Without extreme emotion, the leaks stayed contained. Still, the risk, especially among the mighty, where a single slip of thought could birth catastrophe.
Those bound by Aether fared better; it acted as a shock absorber, containing the harm.
But Xianthera had none.
Wang Xiao had once flooded the realm with it, only to withdraw the gift when he saw how ill it suited their crude ways. No one died, their adapted bodies endured the pressure, but it disrupted the savage rhythm they called life.
Without Aether’s restraint, the lower beings’ constant leaks twisted reality itself.

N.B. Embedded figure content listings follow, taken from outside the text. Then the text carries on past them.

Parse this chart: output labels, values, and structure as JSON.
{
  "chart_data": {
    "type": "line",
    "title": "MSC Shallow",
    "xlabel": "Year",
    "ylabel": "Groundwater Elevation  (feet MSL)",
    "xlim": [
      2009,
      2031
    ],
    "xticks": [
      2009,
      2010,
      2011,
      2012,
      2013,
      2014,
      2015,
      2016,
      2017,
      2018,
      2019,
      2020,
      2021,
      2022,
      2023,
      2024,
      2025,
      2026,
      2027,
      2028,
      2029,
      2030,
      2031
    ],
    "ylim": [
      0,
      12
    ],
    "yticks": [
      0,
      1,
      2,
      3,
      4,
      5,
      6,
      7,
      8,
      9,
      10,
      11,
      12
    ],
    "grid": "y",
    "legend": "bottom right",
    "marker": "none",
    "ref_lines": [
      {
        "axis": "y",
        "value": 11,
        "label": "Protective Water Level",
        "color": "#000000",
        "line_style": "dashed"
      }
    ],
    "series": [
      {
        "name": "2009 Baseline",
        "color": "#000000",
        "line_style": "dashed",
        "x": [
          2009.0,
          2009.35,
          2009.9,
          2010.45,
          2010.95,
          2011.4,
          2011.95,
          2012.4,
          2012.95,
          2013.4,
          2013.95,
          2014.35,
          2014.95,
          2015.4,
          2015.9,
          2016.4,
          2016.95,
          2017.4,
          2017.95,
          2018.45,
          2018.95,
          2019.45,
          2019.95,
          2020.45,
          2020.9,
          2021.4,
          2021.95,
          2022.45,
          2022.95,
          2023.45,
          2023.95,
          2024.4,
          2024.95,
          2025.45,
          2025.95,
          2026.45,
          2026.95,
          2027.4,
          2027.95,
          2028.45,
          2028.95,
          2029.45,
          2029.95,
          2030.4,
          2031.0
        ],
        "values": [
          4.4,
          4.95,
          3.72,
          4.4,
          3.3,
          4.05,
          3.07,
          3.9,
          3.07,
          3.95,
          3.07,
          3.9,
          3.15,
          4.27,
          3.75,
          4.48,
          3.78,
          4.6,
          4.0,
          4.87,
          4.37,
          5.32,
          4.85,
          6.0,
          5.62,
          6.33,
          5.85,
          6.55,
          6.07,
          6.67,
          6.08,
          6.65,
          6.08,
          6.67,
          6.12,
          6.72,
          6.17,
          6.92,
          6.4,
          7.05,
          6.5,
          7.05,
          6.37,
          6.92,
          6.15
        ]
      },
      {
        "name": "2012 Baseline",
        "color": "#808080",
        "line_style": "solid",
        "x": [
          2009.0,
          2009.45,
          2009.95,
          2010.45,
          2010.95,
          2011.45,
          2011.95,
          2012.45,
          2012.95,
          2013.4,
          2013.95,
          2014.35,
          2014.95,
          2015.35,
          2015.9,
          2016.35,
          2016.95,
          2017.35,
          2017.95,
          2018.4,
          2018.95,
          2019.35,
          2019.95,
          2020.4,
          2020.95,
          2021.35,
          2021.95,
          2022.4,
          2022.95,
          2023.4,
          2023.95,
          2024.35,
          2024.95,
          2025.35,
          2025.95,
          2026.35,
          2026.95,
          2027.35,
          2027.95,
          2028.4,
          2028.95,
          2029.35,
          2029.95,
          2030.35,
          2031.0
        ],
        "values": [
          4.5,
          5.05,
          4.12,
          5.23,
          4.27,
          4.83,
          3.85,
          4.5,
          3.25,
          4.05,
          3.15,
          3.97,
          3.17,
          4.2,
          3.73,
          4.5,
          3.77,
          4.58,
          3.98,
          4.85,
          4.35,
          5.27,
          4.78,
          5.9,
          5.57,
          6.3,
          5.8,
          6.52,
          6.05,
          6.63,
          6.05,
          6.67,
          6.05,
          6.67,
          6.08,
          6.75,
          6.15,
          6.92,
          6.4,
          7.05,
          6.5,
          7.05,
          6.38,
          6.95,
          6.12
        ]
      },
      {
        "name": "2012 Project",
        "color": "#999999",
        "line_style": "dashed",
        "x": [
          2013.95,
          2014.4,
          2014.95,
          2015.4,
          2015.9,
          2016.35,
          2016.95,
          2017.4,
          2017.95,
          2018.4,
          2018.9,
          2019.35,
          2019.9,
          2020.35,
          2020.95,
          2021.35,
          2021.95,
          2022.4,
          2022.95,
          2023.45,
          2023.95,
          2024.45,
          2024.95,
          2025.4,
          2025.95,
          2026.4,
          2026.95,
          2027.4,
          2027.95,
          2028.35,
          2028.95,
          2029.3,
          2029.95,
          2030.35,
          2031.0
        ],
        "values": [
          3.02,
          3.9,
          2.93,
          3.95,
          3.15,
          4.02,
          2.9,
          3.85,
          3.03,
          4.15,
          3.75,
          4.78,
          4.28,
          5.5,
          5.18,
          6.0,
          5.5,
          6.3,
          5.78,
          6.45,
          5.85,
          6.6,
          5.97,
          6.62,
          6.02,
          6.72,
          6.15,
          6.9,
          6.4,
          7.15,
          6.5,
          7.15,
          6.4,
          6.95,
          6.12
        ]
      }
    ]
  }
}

Mutations bloomed like festering sores.
Ghosts and demons clawed into existence.
Even the land grew twisted, eerie beyond the tolerance of the stoutest hearts, where mortal frailty painted nightmares onto the world.
The black mist shrouding the mountains, cordoned by lantern-lit ropes, was no mere fog.
It was the physical manifestation of those unconscious thoughts, a hellish realm where leaked desires and fears had solidified into unlivable torment.
The talisman-lantern array was an ancient spell, laid down by the first settlers who had glimpsed the true horror and, in their wisdom born of terror, chose to isolate it upon a forsaken corner of Xianthera.
Even now, their descendants maintained it with dutiful, almost vigilance, like fragile lanterns swaying against an endless, devouring night...
Yet the beings grew stronger by the day. Warriors sent to subjugate the growing hordes sometimes returned corrupted, minds shattered into howling insanity.
Behind Xianthera’s gilded facade lurked this darker, festering underbelly, a melancholic joke played by indifferent heavens.
"Should we end it once and for all? How long must we tolerate this filth? Before, we lacked the power... but what of now?"
Far away from the towering castle, deep in the city’s hidden heart stood a modest old-Japanese style dwelling, unassuming as a forgotten shrine
On the ground floor, two silhouettes sat in tense discussion, their words like unspoken storms.